Однажды я уехал в леса канадской провинции Альберта, сидел там в хижине и дни напролет читал письма Дикинсон – она была знаменита, помимо прочего, тем, что почти никогда не выходила из дома. Страсть, сквозившая между строк, настолько потрясла меня, что мне пришлось отложить книгу. Эта страсть была невероятно острой, неистовой и в то же время какой-то зажатой, замкнутой, ее слова взрывались, словно заминированные шкатулки для драгоценностей. Я представил себе, как стою рядом с этой женщиной в белом у окна ее дома и смотрю вместе с ней на ее брата и его юную жену Сью, живущих в ста ярдах отсюда, по другую сторону сада. К Сью обращены несколько самых страстных писем Дикинсон (“О, дорогая моя”; “Ты заполнила все мое сердце, мои мысли только о тебе одной”). Я чувствовал, как Эмили бесшумно скользит по своей гостиной, в то время как ее брат в соседней комнате занимается любовью с другой женщиной, предавая Сьюзен, которую и он, и Эмили так обожали. Я воочию видел, как она, воспламеняя все вокруг в своем одиночестве, яростно сочиняет гневные письма некоему “Хозяину” или пишет “Тебя я вижу лучше – в темноте”.

Она слышала, как Смерть зовет ее, лежащую в одинокой постели, утопающей во мраке и безмолвии; снова и снова она прокручивала в мозгу картины: она лежит в гробу, а кругом топчутся скорбящие, “переминающиеся с ноги на ногу”. Она знала: “не нужно быть ни комнатой, ни замком”, чтобы тебя облюбовали привидения, и что “свой лик увидеть под личиной – нет худшей казни”. Ее тревожные слова напомнили мне о несчастном Германе Мелвилле, который примерно в те же годы придумал свой вариант застывшего призрака, назвав его Писец Бартл-би – учтивый труп, организовавший нечто вроде движения “Захвати Уолл-стрит” прямо в своей адвокатской конторе в Нижнем Манхэттене, из которой он “предпочитал никуда не выходить”.

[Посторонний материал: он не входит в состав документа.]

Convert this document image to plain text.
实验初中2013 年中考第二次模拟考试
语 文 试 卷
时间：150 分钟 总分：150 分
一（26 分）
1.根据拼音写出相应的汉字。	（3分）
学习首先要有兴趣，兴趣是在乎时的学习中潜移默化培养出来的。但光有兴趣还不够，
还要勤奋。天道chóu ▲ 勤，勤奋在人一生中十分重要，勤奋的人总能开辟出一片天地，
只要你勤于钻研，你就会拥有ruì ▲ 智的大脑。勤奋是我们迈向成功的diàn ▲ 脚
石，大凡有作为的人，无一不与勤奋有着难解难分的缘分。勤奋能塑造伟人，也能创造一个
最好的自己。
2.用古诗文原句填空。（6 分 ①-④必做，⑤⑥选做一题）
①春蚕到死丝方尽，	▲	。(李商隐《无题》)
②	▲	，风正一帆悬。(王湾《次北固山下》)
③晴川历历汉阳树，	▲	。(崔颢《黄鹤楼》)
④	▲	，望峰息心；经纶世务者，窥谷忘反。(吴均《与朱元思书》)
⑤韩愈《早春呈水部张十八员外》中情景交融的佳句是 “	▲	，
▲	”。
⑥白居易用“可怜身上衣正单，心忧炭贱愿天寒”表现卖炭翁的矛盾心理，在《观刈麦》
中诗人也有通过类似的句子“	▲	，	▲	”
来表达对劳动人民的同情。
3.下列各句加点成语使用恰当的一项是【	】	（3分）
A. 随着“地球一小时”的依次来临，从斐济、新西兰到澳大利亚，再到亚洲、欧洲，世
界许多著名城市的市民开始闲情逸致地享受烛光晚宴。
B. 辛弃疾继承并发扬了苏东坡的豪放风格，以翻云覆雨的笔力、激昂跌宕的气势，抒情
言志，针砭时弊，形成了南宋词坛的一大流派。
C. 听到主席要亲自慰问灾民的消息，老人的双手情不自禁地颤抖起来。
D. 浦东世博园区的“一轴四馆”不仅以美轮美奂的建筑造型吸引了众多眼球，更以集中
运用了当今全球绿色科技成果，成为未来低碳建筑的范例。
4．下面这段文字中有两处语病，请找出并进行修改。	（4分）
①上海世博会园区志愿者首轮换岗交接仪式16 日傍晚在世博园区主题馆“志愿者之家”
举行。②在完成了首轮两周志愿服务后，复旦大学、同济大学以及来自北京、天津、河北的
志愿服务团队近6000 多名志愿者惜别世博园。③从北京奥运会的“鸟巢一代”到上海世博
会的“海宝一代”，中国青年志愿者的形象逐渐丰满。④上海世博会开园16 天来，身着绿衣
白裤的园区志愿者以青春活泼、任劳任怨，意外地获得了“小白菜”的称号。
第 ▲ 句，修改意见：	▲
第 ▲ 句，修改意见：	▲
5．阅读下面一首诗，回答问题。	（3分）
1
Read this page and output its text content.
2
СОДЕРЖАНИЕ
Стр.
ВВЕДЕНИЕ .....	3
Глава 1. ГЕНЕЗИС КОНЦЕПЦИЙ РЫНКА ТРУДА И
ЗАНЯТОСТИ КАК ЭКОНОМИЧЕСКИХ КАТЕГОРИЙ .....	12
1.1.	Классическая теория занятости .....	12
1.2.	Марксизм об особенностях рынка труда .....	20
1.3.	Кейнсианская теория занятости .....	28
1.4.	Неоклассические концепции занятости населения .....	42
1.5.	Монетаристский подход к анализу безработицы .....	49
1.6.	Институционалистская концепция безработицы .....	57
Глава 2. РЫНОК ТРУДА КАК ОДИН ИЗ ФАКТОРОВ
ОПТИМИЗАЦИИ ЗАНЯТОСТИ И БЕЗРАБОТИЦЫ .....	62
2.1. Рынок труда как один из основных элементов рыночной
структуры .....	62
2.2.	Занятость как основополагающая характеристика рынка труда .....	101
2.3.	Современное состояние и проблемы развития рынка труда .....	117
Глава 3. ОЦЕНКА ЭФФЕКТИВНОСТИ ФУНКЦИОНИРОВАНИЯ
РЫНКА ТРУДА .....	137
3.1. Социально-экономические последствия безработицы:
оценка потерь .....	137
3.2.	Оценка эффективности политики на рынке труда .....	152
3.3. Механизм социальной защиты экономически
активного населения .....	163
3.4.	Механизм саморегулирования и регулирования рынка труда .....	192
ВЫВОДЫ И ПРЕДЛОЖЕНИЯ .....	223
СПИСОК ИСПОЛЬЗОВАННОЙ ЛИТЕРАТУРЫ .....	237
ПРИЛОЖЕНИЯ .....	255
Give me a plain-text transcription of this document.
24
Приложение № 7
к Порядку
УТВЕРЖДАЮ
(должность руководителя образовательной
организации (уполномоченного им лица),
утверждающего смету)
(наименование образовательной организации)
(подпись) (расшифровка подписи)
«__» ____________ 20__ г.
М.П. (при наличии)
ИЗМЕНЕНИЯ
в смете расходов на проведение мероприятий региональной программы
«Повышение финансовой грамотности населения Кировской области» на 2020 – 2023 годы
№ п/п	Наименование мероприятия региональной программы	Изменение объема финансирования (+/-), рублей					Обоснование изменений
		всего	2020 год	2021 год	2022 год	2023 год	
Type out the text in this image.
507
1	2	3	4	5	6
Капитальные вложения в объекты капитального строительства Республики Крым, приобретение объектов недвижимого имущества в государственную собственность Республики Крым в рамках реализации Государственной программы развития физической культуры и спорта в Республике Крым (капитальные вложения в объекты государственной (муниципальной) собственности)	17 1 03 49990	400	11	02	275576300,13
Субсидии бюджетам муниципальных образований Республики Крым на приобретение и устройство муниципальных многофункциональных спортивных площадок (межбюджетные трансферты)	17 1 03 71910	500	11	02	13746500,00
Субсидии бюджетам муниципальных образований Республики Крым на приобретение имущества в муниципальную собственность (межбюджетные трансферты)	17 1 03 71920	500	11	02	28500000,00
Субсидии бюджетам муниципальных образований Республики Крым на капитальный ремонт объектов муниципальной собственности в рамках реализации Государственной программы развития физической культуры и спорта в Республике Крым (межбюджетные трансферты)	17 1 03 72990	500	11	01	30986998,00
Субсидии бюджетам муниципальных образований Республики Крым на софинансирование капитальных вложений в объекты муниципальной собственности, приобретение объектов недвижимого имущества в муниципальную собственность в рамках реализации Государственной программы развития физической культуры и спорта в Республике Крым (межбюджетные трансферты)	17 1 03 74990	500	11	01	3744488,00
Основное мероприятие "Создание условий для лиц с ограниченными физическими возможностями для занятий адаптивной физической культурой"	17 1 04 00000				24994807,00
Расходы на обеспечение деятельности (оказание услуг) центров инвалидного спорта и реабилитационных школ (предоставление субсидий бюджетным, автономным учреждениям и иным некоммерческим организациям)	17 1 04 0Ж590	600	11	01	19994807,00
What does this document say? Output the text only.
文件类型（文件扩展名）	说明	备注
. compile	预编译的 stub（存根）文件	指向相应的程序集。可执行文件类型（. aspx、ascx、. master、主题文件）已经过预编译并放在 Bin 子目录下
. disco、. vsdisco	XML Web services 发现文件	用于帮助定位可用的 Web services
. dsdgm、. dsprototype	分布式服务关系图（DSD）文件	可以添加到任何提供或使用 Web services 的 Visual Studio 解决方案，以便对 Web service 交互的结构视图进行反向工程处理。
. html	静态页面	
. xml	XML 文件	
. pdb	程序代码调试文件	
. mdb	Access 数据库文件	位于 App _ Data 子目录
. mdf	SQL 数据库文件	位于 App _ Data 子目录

Однако Нигде может быть весьма страшным местом, даже если вы сами его выбрали; дело в том, что там совершенно негде спрятаться. Если ты заперт внутри своего сознания, то всегда есть риск сойти с ума или оказаться лицом к лицу с собственными демонами, которые соблазняют тебя вновь и вновь оставаться дома, пока, наконец, твои мысли и страхи не опутают тебя так крепко, что ты уже не можешь выйти наружу или сделать хоть какое-то волевое усилие.

Не-делание необязательно и не сразу превращает жизнь в произведение искусства: медитация может стать источником сомнений и опасений – а вдруг это путь ко внутреннему распаду? Всякому, кто хочет узреть свет, придется провести немало долгих ночей в темноте. Во время одного из визитов в монастырь я поймал себя на мысли, что сюда чрезвычайно легко уехать в приступе эскапизма или в припадке внезапного слепого увлечения, но ведь такие приступы всегда скоротечны. Это снова как с влюбленностью: первые радостные дни знакомства с неделанием никак не предвещают той напряженной работы, которая неизбежно предстоит в будущем.

Иногда я возвращался в монастырь в разгар зимы, и погода в момент моего приезда была ненастной. Дождь всю ночь барабанил по металлической крыше моего трейлера. Сквозь панорамное окно ничего было не разглядеть, кроме влажной пелены. Я целыми днями не видел и не слышал ни одной живой души, и это казалось мне тяжким испытанием, настоящей пыткой одиночеством. Ливень не утихал ни на секунду, и я даже не мог выйти наружу. Так что я сидел, укутанный пеленой тумана, одновременно запертый и потерянный, и думал о том, как легко внешняя среда может стать отражением – или даже катализатором – внутреннего состояния.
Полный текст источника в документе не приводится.